Scientists eye creating synthetic human genomes in lab

© National Human Genome Research Institute
Mapping the genetic code was only complete 13 years ago, but researchers are already setting their sights on another lofty goal – creating a synthetic human genome in a laboratory to better understand how DNA works.

The proposal, published in the journal Science on Thursday, outlines ways to build a synthetic human genome in a laboratory by using chemicals to create the DNA present in human chromosomes.

"We just had a revolution in our ability to read genomes," said George Church, a geneticist at Harvard University who is part of the group behind the plan, as quoted by NPR. "The same thing is happening now with writing genomes."

Church and his colleagues believe the plan is a logical step after the Human Genome Project, which mapped DNA for the first time in 2003 (while the project was officially launched in 1990). For that reason, the new project has been dubbed Human Genome Project-Write.
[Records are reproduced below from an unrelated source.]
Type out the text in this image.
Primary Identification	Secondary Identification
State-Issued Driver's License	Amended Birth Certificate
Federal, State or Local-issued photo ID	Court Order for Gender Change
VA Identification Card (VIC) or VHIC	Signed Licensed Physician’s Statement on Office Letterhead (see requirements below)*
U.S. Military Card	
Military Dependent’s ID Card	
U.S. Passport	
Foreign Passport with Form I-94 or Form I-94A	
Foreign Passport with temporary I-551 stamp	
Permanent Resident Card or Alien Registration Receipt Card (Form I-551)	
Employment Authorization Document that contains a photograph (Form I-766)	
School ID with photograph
The plan, which aims to build a synthetic genome and test it in laboratory cells within 10 years, would be administered by the non-profit organization Center of Excellence for Engineering Biology, according to a draft of a news release obtained by The Washington Post.

The scientists involved hope that building a human genome could provide geneticists with a better understanding of how humans are wired, and potentially assist in treating disease and ultimately saving lives.

The plan was solidified last month, when scientists met behind closed doors at Harvard University to fine-tune the details of the proposal.

However, the proposal has come under fire for ethical reasons, including from the National Institutes of Health (NIH).

“NIH has not considered the time to be right for funding a large-scale production-oriented ‘HGP-write’ effort, as is framed in the Science article,” NIH head Francis Collins, who led the earlier Human Genome Project, said in a statement.

"There are only limited ethical concerns about synthesizing segments of DNA for laboratory experiments. But whole-genome, whole-organism synthesis projects extend far beyond current scientific capabilities, and immediately raise numerous ethical and philosophical red flags,” Collins said.

Indeed, some have voiced concerns that the technology could ultimately be used to create synthetic human beings. However, the scientists have reassured critics that their intention isn't the create “made-to-order” humans, the International Business Times reported.

"That's only a concern if you're talking about making people, and we're not talking about doing that," said Jef Boeke, a geneticist at the New York University Langone Medical Center and part of the group proposing the plan.

Rather, the scientists have stressed that they are aiming to accomplish major milestones including growing transplantable human organs, engineering immunity to viruses, engineering cancer resistance, and accelerating vaccine and drug development using human cells and organs.

Those backing the proposal hope to raise US$100 million in public and private funds by the end of 2016. According to the authors of the Science article, some of the money raised would be put toward addressing ethical, legal, and social issues.